Harris did not go into why she lost the presidency to Trump, a convicted felon, serial misogynist, congenital liar, and six-time bankrupt. Others in and outside the Democratic Party are undertaking that, among them Vermont’s independent Senator, Bernie Sanders. Sanders, who strongly backed Harris in her campaign and criticized Trump as a dangerous fascist, had strong criticism, however, for what he said was the role of the Democratic Party in the Harris defeat.
Sanders, the current chair of the Senate Labor Committee, coasted to re-election in Vermont. But he said, in speeches and videos that Democrats—Harris included—did not offer enough of an appeal to working-class voters, did not offer solutions to their economic ills, and did not attack the millionaire corporate class and how it rigs the government.
As a result, the loss of the Senate majority means Sanders, who ranks ahead of all senators, including Ohioan Brown, as an advocate for workers, must yield the committee chair to a labor hater, likely to be rabidly anti-worker Sen. Bill Cassidy, R-La.

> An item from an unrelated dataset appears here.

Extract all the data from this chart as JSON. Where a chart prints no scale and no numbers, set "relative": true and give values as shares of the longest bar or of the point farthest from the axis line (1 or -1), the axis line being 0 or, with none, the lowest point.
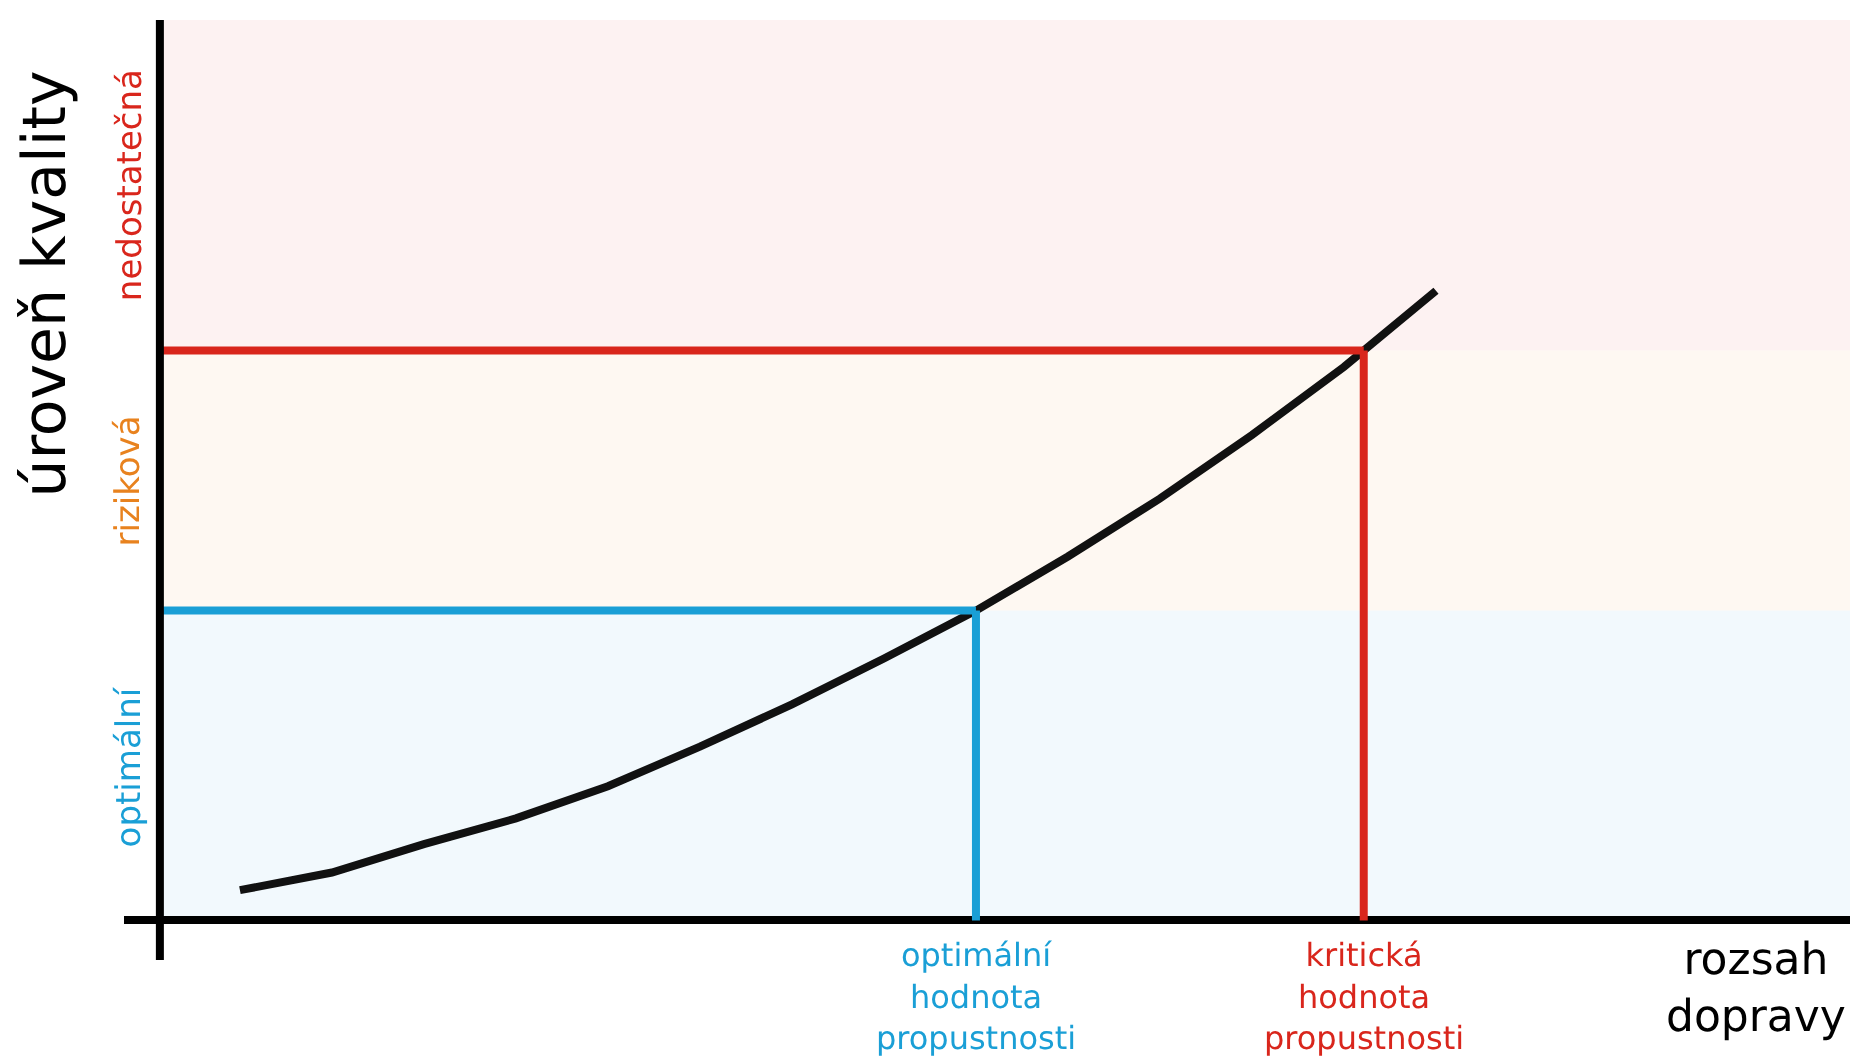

Sanders’s criticism of the Democratic Party goes back to what he sees as party failures that have their origins long before Vice President Harris came on the scene.
“It should come as no surprise that a Democratic Party which has abandoned the working class that the working class has abandoned them. First, it was the white working class, and now it is Latino and Black workers as well. While the Democratic leadership defends the status quo, the American people are angry and want change. And they are right.
“Today, while the rich are doing phenomenally well, 60 percent of Americans live paycheck to paycheck and we have more income and wealth inequality than ever before. It is unbelievable that inflation-adjusted weekly wages for the average American are now the same as were wages for people 50 years ago.”
Trump, the beneficiary of worker anger, has, of course, no plans to alleviate the suffering of the working class in the United States. His plans will, if anything, will worsen their living situation. As usual in U.S. history, it will be up to workers and their allies to lead the fight to improve their own conditions. The recent upsurge in activity by the labor movement, exemplified by the UAW’s Stand Up strikes against the auto giants and the massive unionization drives underway coast to coast, can be expected to be a major part of this movement as Trump pushes for his billionaire pals.
Harris offered specific measures, such as reinstating the expanded child care tax credit or tackling corporate price gouging but left many basic working-class issues to the labor movement to raise.
Trump included in some of his chaotic speeches, calls for solutions to economic problems like tax cuts. His cuts will be mostly additional ones for the wealthy. He did not, of course, mention that on the campaign trail nor did he mention how his calls for more deregulation of corporations will result in further destruction of worker rights.
Another factor Harris did not mention was popular opposition to war including the ongoing arming of both Ukraine and Israel. Israel is waging a savage war on Gaza, which its rightist Prime Minister, Benjamin Netanyahu, has now extended to Southern Lebanon. The U.S. has sent billions to Ukraine where it is waging a proxy war against Russia. Trump, who is anything but a peace candidate, exploited that situation to claim that he will bring peace.
Some 43,000 Gazans and 3,000 Lebanese have been killed, all with U.S.-bought arms, planes, ammo, and one-ton bombs. Gaza is now a smoking ruin, with two million refugees, many starving, disease-ridden, or both.
The war on Gaza split the Democratic Party and cost it votes among both younger voters and Muslim-Americans, a key voting bloc in several swing states, led by Michigan and Pennsylvania, Muslim-American groups say.